Avec Mozaïk RH, le Bondy Blog ou Nos quartiers ont du talent, TF1 intègre chaque année une dizaine d’apprentis. « Ces candidats n’arrivaient pas dans nos viviers car ils ne sortent pas des écoles que l’on connaît », commente Samira Djouadi, déléguée générale de la Fondation TF1. Le groupe accueille aussi des stagiaires de troisième et anime des ateliers dans les classes de banlieue pour faire naître des vocations. Seule limite à cette approche, « le prisme social des ‘quartiers’ n’aborde pas de front les discriminations contre les minorités visibles », pointe Carole Da Silva, fondatrice de l’Association pour favoriser l’insertion professionnelle (Afip). Sur ce terrain, Norsys est l’une des rares entreprises à appliquer le CV anonyme, alors même que le gouvernement a abrogé cet été la loi qui le rendait obligatoire. Chaque candidat doit aussi être approuvé par deux personnes pour « diluer les préjugés de chacune », précise Sylvain Breuzard.
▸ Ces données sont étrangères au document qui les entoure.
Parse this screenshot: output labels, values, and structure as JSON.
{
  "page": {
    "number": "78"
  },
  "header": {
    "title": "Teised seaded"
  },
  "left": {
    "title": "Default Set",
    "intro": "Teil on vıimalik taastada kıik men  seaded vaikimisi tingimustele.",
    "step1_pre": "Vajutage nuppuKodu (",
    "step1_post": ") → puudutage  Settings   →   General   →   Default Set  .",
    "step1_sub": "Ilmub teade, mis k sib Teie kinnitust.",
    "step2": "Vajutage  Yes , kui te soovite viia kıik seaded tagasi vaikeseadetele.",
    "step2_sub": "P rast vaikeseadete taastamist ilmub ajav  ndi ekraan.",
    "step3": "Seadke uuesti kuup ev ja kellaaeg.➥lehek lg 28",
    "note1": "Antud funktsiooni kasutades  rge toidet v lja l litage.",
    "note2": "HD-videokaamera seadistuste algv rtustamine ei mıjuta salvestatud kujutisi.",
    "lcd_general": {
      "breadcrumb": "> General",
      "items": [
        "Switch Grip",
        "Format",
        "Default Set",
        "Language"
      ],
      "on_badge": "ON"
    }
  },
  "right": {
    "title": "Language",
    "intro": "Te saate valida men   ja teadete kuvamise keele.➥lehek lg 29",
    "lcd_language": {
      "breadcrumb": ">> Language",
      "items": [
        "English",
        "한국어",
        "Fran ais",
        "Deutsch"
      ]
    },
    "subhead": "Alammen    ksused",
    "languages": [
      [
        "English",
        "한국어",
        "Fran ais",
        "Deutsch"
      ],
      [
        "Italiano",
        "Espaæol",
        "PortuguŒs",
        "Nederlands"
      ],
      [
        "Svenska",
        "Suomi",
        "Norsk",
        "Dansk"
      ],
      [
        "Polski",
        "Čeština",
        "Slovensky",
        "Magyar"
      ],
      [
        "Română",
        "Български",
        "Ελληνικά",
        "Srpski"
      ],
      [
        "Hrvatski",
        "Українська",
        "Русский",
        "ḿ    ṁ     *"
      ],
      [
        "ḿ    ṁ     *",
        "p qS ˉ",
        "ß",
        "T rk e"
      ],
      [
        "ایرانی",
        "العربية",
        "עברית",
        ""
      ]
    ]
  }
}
Les statistiques ethniques en débat

Reste à évaluer la portée de ces efforts. « Contrairement à ce que l’on croit souvent, la France interdit de produire des statistiques sur critères ethniques mais pas de mesurer la diversité« , soutient Sonia Hamoudi, auteur d’un rapport du Conseil économique, social et environnemental (Cese) sur l’apport économique des politiques de diversité. Norsys et Casino analysent, par exemple, les patronymes des salariés. Chez le premier, le nombre de salariés d’origine étrangère aurait triplé depuis 2006 pour atteindre 15% chez les développeurs-ingénieurs et 10% chez les managers. Selon l’Insee, 11% des Français ont un ou deux parents immigrés.

Axa France propose aussi à ses recrues de renseigner anonymement leur lieu de naissance et ceux de leurs ascendants. En 2014, 27% des nouveaux embauchés pouvaient être considérés comme issus de la diversité « extra-européenne ». Problème: on ne sait rien des postes décrochés. Quant à Casino, il ne publie pas les résultats de ses études… Difficile donc, même chez les groupes à l’avant-garde, d’évaluer l’ampleur réelle des progrès, notamment dans l’accès au sommet des entreprises. « Malheureusement, il n’y a pas besoin de statistiques pour constater l’absence de diversité ethnique dans les directions », regrette Inès Dauvergne. Un défi majeur qui reste à relever.

Inès Dauvergne, responsable diversité du réseau IMS-Entreprendre pour la cité:

« La diversité ethno-raciale peut s’évaluer par des études patronymiques: on mesure la part des salariés aux noms à consonance étrangère. On peut aussi analyser les nationalités des employés et celles de leurs ascendants, ou calculer la part des salariés habitant des quartiers prioritaires. Enfin, établir la part des différents diplômes ­ université ou grandes écoles ­ renseigne aussi sur la diversité des équipes. »

(1) Jeunes issus de l’immigration: quels obstacles à leur insertion économique?, France Stratégie, mars 2015.

(2) Les stéréotypes sur les origines, décembre 2013.